Other northern cities, like Glasgow and Sheffield, are building movie-friendly reputations. But for better or worse, London is where 80% of visiting film companies want to shoot. And London is where the problems loom largest.

For a start, it’s one of the few major cities in the world with no overall governing body — and hence without a central Film Commission. Nor is such a commission an imminent prospect. Negotiations between the 32 boroughs that make up the capital have been going on for nearly two years, and are no nearer a conclusion. While a few local councils are keen to the idea, others are indifferent or downright hostile.

One of the most recalcitrant boroughs is Westminster — which just happens to house Westminster Abbey, the Houses of Parliament and a stack of other prime photogenic sites. “They’re so unpleasant there,” says Nick Daubeny, “that it’s just not worth showing a director Westminster locations. You settle for somewhere that may be less artistically satisfying — but where they’re helpful.”

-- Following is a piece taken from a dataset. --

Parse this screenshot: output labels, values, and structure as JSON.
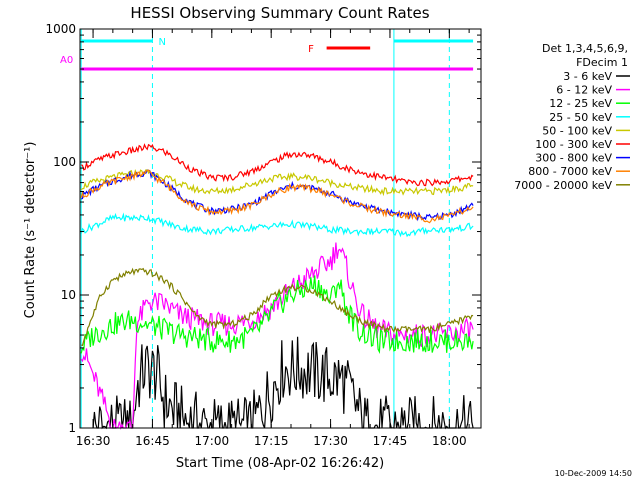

The borough of Camden and the City of London, by contrast, are rated among the most cooperative. Mark Samuelson of New Era, producer of the T.S. Eliot biopic “Tom and Viv,” speaks highly of “every single location we wanted, at a reasonable fee. We were most pleasantly surprised. Over the past year I think there’s been a very marked improvement.”

A low-key approach pays dividends. Samuelson stresses, “We didn’t go in as some massive film unit expecting the whole place to change the way it ran itself.” Sally Hibbin of Parallax Pictures (“Riff Raff,””Raining Stones”) concurs. “If you go in with flash cars and mobile phones waving money around, you build up a lot of resentment. And a lot of greed.

“We’ve just shot in the borough of Ealing Ken Loach’s latest production, ‘Ladybird, Ladybird,’ and it was the first time I’d used a local Films Officer. He had a double-edged role — helping us find the ideal locations, but making sure we didn’t disturb the citizenry. He was very good at it — and incredibly helpful.”

But even in the friendliest districts, the jigsaw puzzle of conflicting authorities can cause headaches. As Philippe Hartmann, Camden’s French-born films officer, points out, there are areas within the borough itself where his writ doesn’t run.

“If you want to film in Regents Park, you have to apply to the Department of the Environment. A few yards away on the Regents Canal — that’s the Thames Water Authority. And so on — it’s all fragmented. If you’re a big Hollywood producer, you don’t want to deal with 50 different people and all these petty regulations. You’ll go to Eastern Europe, where they’ll make you welcome.”

What’s needed, says Hartmann, is a fundamental change of attitude –“but it’s got to come from the very top.”

The U.K. government is notoriously disdainful of films, offering few tax breaks to either indigenous or visiting companies. In December it even proposed to levy VAT (sales tax) on visiting film actors, a move only fought off after fervent lobbying from the industry.

Nick Daubeny, too, blames widespread cultural snobbery. “Things are slowly getting better, but we’re still up against this philistine attitude to films — especially in London. It’s different in France or America, but here there’s a lack of sympathy with film culture.”

Negative attitudes have certainly bedevilled Daubeny’s work on “Interview With the Vampire.” Literally so. “The Church authorities are being very narrow-minded. Without seeing the script or reading the book, they’ve decided the film’s blasphemous. We’ve been refused a lot of facilities.”

A shoot in a deconsecrated church in Teddington, on London’s western edge, was banned at the last moment — an order, it’s said, from the highest level of the Church hierarchy. Now the interior is being reconstructed at Pinewood.

Luckily not all British clergy are so hostile. “We’re filming in Deptford (East London),” says Daubeny, “and there the vicar’s talking to the local schools about it (the film). He sees it as an essentially moral tale.”

So if you’re planning a U.K. location shoot, being nice to your local bobby may not be enough. You may need to take tea with the vicar as well.